I came across a great video of flamenco dancer Selene Muñoz, and wondered how I could visualize what is going on there:
Videograms and motiongrams
My first idea is always to create a motiongram to get an overview of what goes on in the video file. Here we can clearly see the structure of the recording:
The motiongram shows what changes in the frames. The challenge with analyzing such TV production recordings is that there is a lot of camera movement. This can be more clearly seen in a videogram (the same technique as motiongram, but calculated from the regular image).
Sometimes, the videogram can be useful, but the motiongram can more clearly show the motion happening in the files. Since it is based on frame differencing, it effectually “removes” the background material. So by zooming into a motiongram, it is possible to see more details of the motion.

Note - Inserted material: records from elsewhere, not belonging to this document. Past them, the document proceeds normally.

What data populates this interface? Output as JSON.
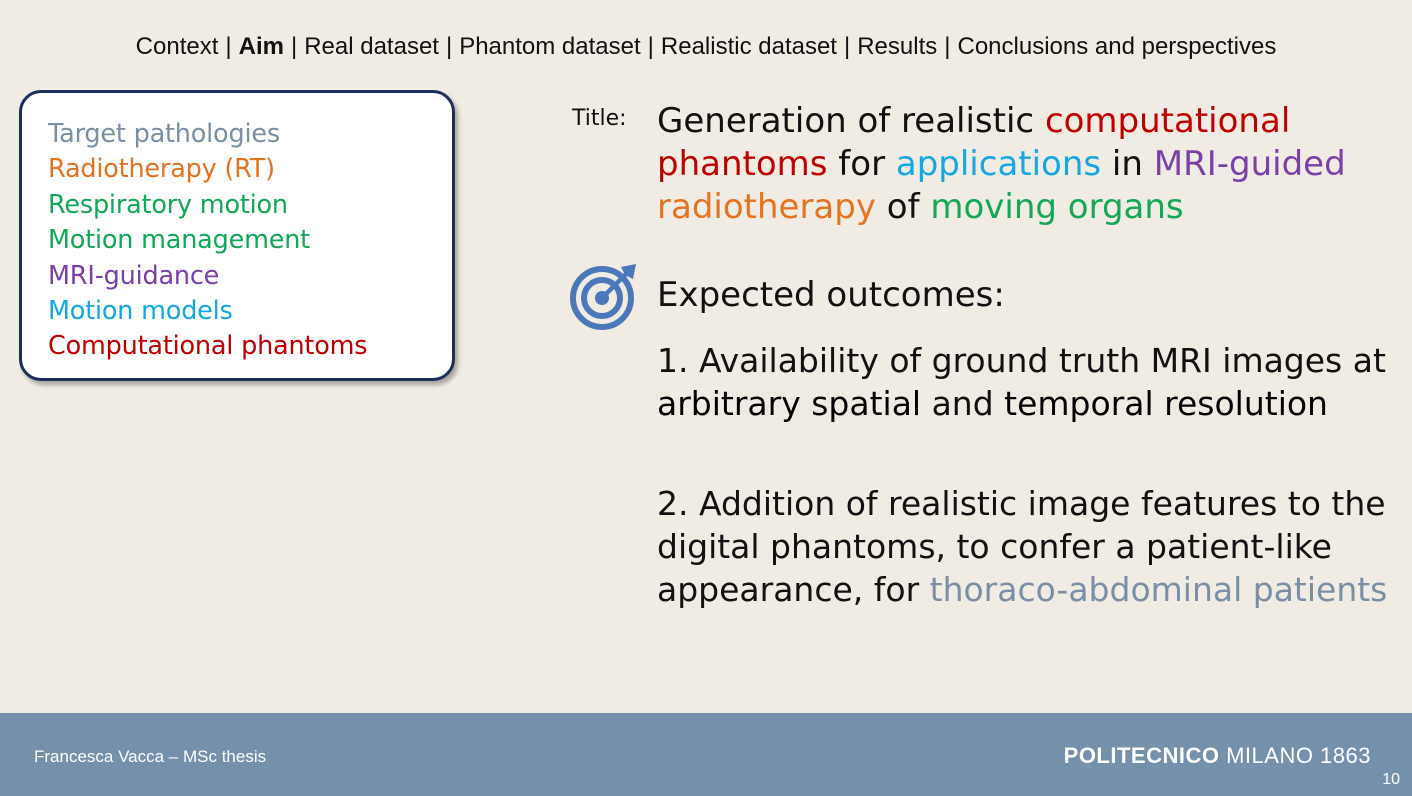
{
  "nav": {
    "items": [
      "Context",
      "Aim",
      "Real dataset",
      "Phantom dataset",
      "Realistic dataset",
      "Results",
      "Conclusions and perspectives"
    ],
    "active_item": "Aim",
    "separator": "|"
  },
  "topics": [
    {
      "label": "Target pathologies",
      "color": "#7a8fa6"
    },
    {
      "label": "Radiotherapy (RT)",
      "color": "#e6731f"
    },
    {
      "label": "Respiratory motion",
      "color": "#13a855"
    },
    {
      "label": "Motion management",
      "color": "#13a855"
    },
    {
      "label": "MRI-guidance",
      "color": "#7a3fa8"
    },
    {
      "label": "Motion models",
      "color": "#14a7e3"
    },
    {
      "label": "Computational phantoms",
      "color": "#c00000"
    }
  ],
  "title": {
    "label": "Title:",
    "segments": [
      {
        "text": "Generation of realistic ",
        "color": "#111111"
      },
      {
        "text": "computational phantoms",
        "color": "#c00000"
      },
      {
        "text": " for ",
        "color": "#111111"
      },
      {
        "text": "applications",
        "color": "#14a7e3"
      },
      {
        "text": " in ",
        "color": "#111111"
      },
      {
        "text": "MRI-guided",
        "color": "#7a3fa8"
      },
      {
        "text": " ",
        "color": "#111111"
      },
      {
        "text": "radiotherapy",
        "color": "#e6731f"
      },
      {
        "text": " of ",
        "color": "#111111"
      },
      {
        "text": "moving organs",
        "color": "#13a855"
      }
    ]
  },
  "outcomes": {
    "heading": "Expected outcomes:",
    "icon": "target-icon",
    "icon_color": "#4a78b8",
    "item1": {
      "segments": [
        {
          "text": "1. Availability of ground truth MRI images at ",
          "color": "#111111",
          "strong": false
        },
        {
          "text": "arbitrary spatial",
          "color": "#000000",
          "strong": true
        },
        {
          "text": " and ",
          "color": "#111111",
          "strong": false
        },
        {
          "text": "temporal resolution",
          "color": "#000000",
          "strong": true
        }
      ]
    },
    "item2": {
      "segments": [
        {
          "text": "2. Addition of realistic image features to the digital phantoms, to confer a patient-like appearance, for ",
          "color": "#111111",
          "strong": false
        },
        {
          "text": "thoraco-abdominal patients",
          "color": "#7a8fa6",
          "strong": false
        }
      ]
    }
  },
  "footer": {
    "author": "Francesca Vacca – MSc thesis",
    "brand_bold": "POLITECNICO",
    "brand_rest": " MILANO 1863",
    "page_number": "10",
    "background": "#7590aa"
  }
}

The above illustration shows a horizontal motiongram, which reflects the vertical motion (yes, it is a bit confusing with this horizontal/vertical thinking…). When there are two performers, that is not particularly useful. In such cases, I prefer to look at the vertical motiongram instead, which shows the horizontal motion. Then it is much easier to see the motion of each performer separately, not least their turn-taking in the performance.
The motiongram can also be used together with audio representations, such as the tempogram shown below.
Grid representations
The above visualizations show information about continuous motion. I often find this to be useful when studying, well, motion. However, when dealing with multi-camera productions, it is often common to look at grid-based image displays instead. Using one of the functions from the MGT for Terminal, I created some versions with an increasing number of extracted frames.
There is a trade-off here between getting a general overview and getting into the details. I think that the 3x3 and 4x4 versions manage to capture the main content of the recording fairly well.
Visualizations always need to be targeted at what one wants to show. Often, it may be the combination of different plots that is most useful. For example, a grid display may be used together with motiongrams and a waveform of the audio.
Now I put these displays together manually. The aim is to generate such combined plots directly from MGT for Python.